We interview Emma Teirlynck, teacher at GO! Horticultural school in Melle. She studied biotechnology and obtained her PhD in veterinary science. She is one of the Belgian ambassadors for the European Vocational Skills Week.
Has it always been your ambition to teach?
No, not really. Shortly after my studies I started teacher training, but I stopped because I thought education was not for me. Later in my career I realised how important teachers are in the lives of students. That’s why I applied to the horticultural school where I’ve been teaching for two years now.
What projects have you developed in the meantime?
Together with several colleagues I started the aquaponics project and we are now working on it even further. Aquaponics is the combination of aquaculture, the cultivation of fish, and hydroponics, the cultivation of plants on water. With aquaponics you grow fish. The plants use the feces of the fish as nutrients and thus filter the water in which the fish live. In this way you create a circular system in which you only feed the fish. All the rest can be reused. In addition to achieving the technical curriculum objectives, we want to demonstrate with this project that the various departments and disciplines need each other.
We have already set up courses for the students and are working on a workbook with photos. The intention is to start up a system every year. In this way, the students can go through the entire process of making analyses and drawing conclusions.
You have been chosen as ambassador for our country for the European Vocational Skills Week. What did this mean for you?
I found it surprising because I haven’t been in education that long, but it was quite an honour. It is nice to get recognition for your work, also for the students. This ambassadorship confirms that the work we do is appreciated.
What have you picked up yourself during this week?
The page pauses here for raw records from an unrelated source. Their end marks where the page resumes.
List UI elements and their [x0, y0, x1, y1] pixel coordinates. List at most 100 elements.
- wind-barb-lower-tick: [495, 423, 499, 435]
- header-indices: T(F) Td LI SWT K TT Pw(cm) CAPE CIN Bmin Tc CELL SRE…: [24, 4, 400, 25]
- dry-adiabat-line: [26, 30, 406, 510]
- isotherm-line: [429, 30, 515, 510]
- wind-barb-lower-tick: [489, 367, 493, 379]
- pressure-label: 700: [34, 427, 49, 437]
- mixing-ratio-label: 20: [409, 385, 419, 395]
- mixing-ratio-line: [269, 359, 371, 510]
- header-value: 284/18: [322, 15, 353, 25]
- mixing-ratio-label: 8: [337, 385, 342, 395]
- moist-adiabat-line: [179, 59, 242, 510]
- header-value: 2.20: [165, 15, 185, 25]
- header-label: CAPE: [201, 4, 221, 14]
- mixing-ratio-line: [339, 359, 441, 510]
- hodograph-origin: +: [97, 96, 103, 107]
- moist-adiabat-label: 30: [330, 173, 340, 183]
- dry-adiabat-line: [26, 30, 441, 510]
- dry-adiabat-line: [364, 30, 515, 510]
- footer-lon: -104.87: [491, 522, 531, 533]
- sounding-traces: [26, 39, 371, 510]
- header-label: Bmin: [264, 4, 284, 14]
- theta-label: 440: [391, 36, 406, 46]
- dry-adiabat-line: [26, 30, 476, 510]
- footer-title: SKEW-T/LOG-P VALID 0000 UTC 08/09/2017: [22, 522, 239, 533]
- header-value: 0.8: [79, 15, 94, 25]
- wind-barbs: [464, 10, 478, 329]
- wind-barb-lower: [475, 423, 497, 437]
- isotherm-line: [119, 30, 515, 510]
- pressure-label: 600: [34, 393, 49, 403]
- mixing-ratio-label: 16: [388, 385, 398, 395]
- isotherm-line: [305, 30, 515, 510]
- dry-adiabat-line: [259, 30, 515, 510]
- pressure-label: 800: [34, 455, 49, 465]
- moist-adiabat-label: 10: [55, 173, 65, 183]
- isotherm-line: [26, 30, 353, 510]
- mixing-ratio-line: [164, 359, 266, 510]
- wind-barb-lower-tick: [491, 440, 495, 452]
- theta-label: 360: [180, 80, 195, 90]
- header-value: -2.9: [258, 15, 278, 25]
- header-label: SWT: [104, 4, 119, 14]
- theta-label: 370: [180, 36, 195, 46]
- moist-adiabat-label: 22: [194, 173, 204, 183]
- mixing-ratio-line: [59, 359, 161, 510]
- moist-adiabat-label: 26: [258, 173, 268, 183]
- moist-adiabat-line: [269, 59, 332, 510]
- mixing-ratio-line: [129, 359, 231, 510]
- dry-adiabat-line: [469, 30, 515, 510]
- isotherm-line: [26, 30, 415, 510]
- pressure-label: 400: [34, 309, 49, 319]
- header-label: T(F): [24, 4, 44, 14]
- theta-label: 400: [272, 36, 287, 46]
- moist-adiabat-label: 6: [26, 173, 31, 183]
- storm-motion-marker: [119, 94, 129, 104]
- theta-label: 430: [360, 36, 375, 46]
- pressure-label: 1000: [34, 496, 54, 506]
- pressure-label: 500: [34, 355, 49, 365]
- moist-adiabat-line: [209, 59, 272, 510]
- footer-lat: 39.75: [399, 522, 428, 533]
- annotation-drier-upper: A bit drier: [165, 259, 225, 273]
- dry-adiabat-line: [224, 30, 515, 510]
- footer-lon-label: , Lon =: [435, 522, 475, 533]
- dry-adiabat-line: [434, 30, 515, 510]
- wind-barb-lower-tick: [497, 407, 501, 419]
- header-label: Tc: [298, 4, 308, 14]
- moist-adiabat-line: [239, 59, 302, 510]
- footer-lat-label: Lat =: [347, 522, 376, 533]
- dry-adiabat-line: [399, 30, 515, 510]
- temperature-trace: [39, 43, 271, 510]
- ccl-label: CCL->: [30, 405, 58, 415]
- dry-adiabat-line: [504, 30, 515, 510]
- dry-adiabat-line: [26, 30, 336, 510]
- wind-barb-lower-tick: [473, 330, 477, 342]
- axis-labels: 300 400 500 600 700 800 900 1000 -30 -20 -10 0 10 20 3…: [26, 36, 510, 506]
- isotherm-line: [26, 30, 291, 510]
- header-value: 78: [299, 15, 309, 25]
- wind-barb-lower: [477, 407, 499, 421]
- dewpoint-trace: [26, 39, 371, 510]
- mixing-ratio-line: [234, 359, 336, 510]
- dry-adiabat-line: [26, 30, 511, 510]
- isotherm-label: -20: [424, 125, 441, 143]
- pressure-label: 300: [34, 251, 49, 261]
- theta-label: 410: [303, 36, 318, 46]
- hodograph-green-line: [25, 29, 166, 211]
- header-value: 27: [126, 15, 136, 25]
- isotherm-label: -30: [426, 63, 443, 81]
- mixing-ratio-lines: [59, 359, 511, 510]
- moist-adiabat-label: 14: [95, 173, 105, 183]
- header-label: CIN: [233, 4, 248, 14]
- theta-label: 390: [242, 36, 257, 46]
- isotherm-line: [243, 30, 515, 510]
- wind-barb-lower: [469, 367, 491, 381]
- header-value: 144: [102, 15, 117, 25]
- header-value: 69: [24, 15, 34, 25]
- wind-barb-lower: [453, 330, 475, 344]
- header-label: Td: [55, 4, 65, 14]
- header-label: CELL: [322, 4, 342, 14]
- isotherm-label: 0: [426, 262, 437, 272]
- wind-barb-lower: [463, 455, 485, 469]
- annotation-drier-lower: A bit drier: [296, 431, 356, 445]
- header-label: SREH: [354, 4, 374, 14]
I found that a lot of people are working on Vocational Skills. As a teacher, you are relatively alone in these kinds of projects. You have a team within the school, but otherwise you are on your own. It’s nice to see that there is a lot going on in Europe in the field of vocational skills. We can learn a lot from each other.
To conclude: what would you like to see for your students in 10 years’ time?
Contact education remains necessary. The Corona crisis has shown that teachers, but especially students, need contact education.
Hopefully there will be more room for innovation and we will be able to offer subjects that are more focused on professional practice.
I hope that technical, general and professional education can stand side by side. That we no longer see this as a waterfall system in which one is worth more than the other, but that we value every link in the chain.